Il est 17 h 30. Antonio Pappano entre dans la fosse du Grosses
Festspielhaus de Salzbourg et lance l’ouverture du Don Carlo de Verdi. Cette
nouvelle production est la plus attendue du festival. Car après Lohengrin de
Wagner à la Scala en décembre et le Trouvère de Verdi début juillet à
Munich, elle réunit à nouveau sur scène Anja Harteros et Jonas Kaufmann.
Dès l’acte de Fontainebleau, Anja Harteros campe une Elisabetta de très
grand style. Emission confondante de naturel, homogénéité parfaite du timbre
sur toute la tessiture, galbe majestueux de la ligne, souffle infini qui lui
permet d’oser des pianissimos filés : elle possède toutes les couleurs et
nuances du rôle.
Noblesse. Mais c’est surtout sa façon d’incarner le
drame avec dignité, de la joie rêveuse à l’accablement, qui fait d’elle la
plus grande Elisabetta et la plus authentique soprano verdienne entendue
depuis des décennies.
Bien qu’il l’ait déjà défendu avec succès, le
rôle-titre n’est pas dans les cordes de Kaufmann. On se souvient de son
Alfredo au palais Garnier, techniquement somptueux mais aux aigus
intelligemment couverts au lieu d’être dardés avec cette insolence solaire
qui fait les ténors verdiens. Kaufmann sait néanmoins se dépasser dans les
rôles tourmentés : son génie de la caractérisation associé à sa noblesse
stylistique héritée de Wunderlich font que l’on est suspendu à chacune des
inflexions vocales. Ses duos avec Elisabetta enchantent, au point que l’on
se demande pourquoi l’opéra n’est pas toujours défendu avec cette exigence.
Mais ce n’est rien en comparaison avec ce qui nous attend à l’acte IV,
lorsque Rodrigo vient visiter Don Carlo en prison et tombe sous les balles.

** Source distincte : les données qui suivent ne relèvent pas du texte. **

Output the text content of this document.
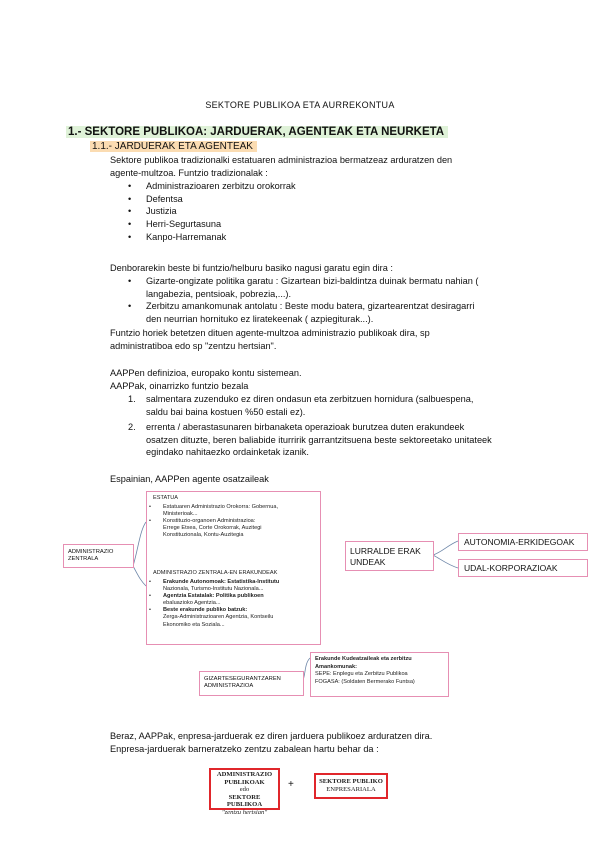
SEKTORE PUBLIKOA ETA AURREKONTUA
1.- SEKTORE PUBLIKOA: JARDUERAK, AGENTEAK ETA NEURKETA
1.1.- JARDUERAK ETA AGENTEAK
Sektore publikoa tradizionalki estatuaren administrazioa bermatzeaz arduratzen den
agente-multzoa. Funtzio tradizionalak :
• Administrazioaren zerbitzu orokorrak
• Defentsa
• Justizia
• Herri-Segurtasuna
• Kanpo-Harremanak
Denborarekin beste bi funtzio/helburu basiko nagusi garatu egin dira :
• Gizarte-ongizate politika garatu : Gizartean bizi-baldintza duinak bermatu nahian (
langabezia, pentsioak, pobrezia,...).
• Zerbitzu amankomunak antolatu : Beste modu batera, gizartearentzat desiragarri
den neurrian hornituko ez liratekeenak ( azpiegiturak...).
Funtzio horiek betetzen dituen agente-multzoa administrazio publikoak dira, sp
administratiboa edo sp "zentzu hertsian".
AAPPen definizioa, europako kontu sistemean.
AAPPak, oinarrizko funtzio bezala
1. salmentara zuzenduko ez diren ondasun eta zerbitzuen hornidura (salbuespena,
saldu bai baina kostuen %50 estali ez).
2. errenta / aberastasunaren birbanaketa operazioak burutzea duten erakundeek
osatzen dituzte, beren baliabide iturririk garrantzitsuena beste sektoreetako unitateek
egindako nahitaezko ordainketak izanik.
Espainian, AAPPen agente osatzaileak
ADMINISTRAZIO
ZENTRALA
ESTATUA
• Estatuaren Administrazio Orokorra: Gobernua,
Ministerioak...
• Konstituzio-organoen Administrazioa:
Errege Etxea, Corte Orokorrak, Auzitegi
Konstituzionala, Kontu-Auzitegia
ADMINISTRAZIO ZENTRALA-EN ERAKUNDEAK
• Erakunde Autonomoak: Estatistika-Institutu
Nazionala, Turismo-Institutu Nazionala...
• Agentzia Estatalak: Politika publikoen
ebaluazioko Agentzia...
• Beste erakunde publiko batzuk:
Zerga-Administrazioaren Agentzia, Kontseilu
Ekonomiko eta Soziala...
LURRALDE ERAK
UNDEAK
AUTONOMIA-ERKIDEGOAK
UDAL-KORPORAZIOAK
GIZARTESEGURANTZAREN
ADMINISTRAZIOA
Erakunde Kudeatzaileak eta zerbitzu
Amankomunak:
SEPE: Enplegu eta Zerbitzu Publikoa
FOGASA: (Soldaten Bermerako Funtsa)
Beraz, AAPPak, enpresa-jarduerak ez diren jarduera publikoez arduratzen dira.
Enpresa-jarduerak barneratzeko zentzu zabalean hartu behar da :
ADMINISTRAZIO
PUBLIKOAK
edo
SEKTORE PUBLIKOA
"zentzu hertsian"
+	SEKTORE PUBLIKO
ENPRESARIALA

Kaufmann sort le très grand jeu : la tension vocale qu’il crée en défiant
Philippe II et le désarroi qu’il exprime retournent l’estomac. Les grincheux
qui trouvent la production de Peter Stein trop classique peuvent toujours
pérorer, le public venu pour Verdi a été comblé. Certes Don Carlo est l’un
de ses ouvrages les plus riches : un flot discontinu d’idées orchestrales,
chorales et vocales. Et Antonio Pappano est un chef d’opéra majeur, capable
de galvaniser le Wiener Philharmoniker. Mais la leçon de ce Don Carlo, c’est
que l’on ne fait pas d’opéra sans grands chanteurs.
«Grosse tête».
Après l’ovation debout de toute la salle, une quarantaine de fans patientent
devant l’entrée des artistes, avec des CD achetés dans le hall qu’ils
comptent bien faire signer. En cette année 2013, où l’on célèbre le
bicentenaire des naissances de Verdi et de Wagner, Kaufmann est très
présent. Après un sublime récital Wagner paru en mars, il est avec Anja
Harteros au générique d’un Requiem de Verdi enregistré à la Scala sous la
baguette de Barenboim. Ces deux disques sont parus chez Decca, qui vient
également de livrer The Best of Jonas Kaufmann, compilation des plus beaux
airs qu’il ait gravés. Passé chez le concurrent Sony, le chanteur y publiera
bientôt un album d’airs de Verdi.
Alors qu’Antonio Pappano et Thomas
Hampson, qui incarne Rodrigo, viennent à la rencontre de leurs admirateurs
qui patientent devant les grilles, Kaufmann prend le chemin opposé et lance,
de dos, un «ciao» à la cantonade avant de disparaître. Un homme déclare :
«Il a pris la grosse tête.» Possible. On n’est pas souvent le ténor
wagnérien et verdien de l’année.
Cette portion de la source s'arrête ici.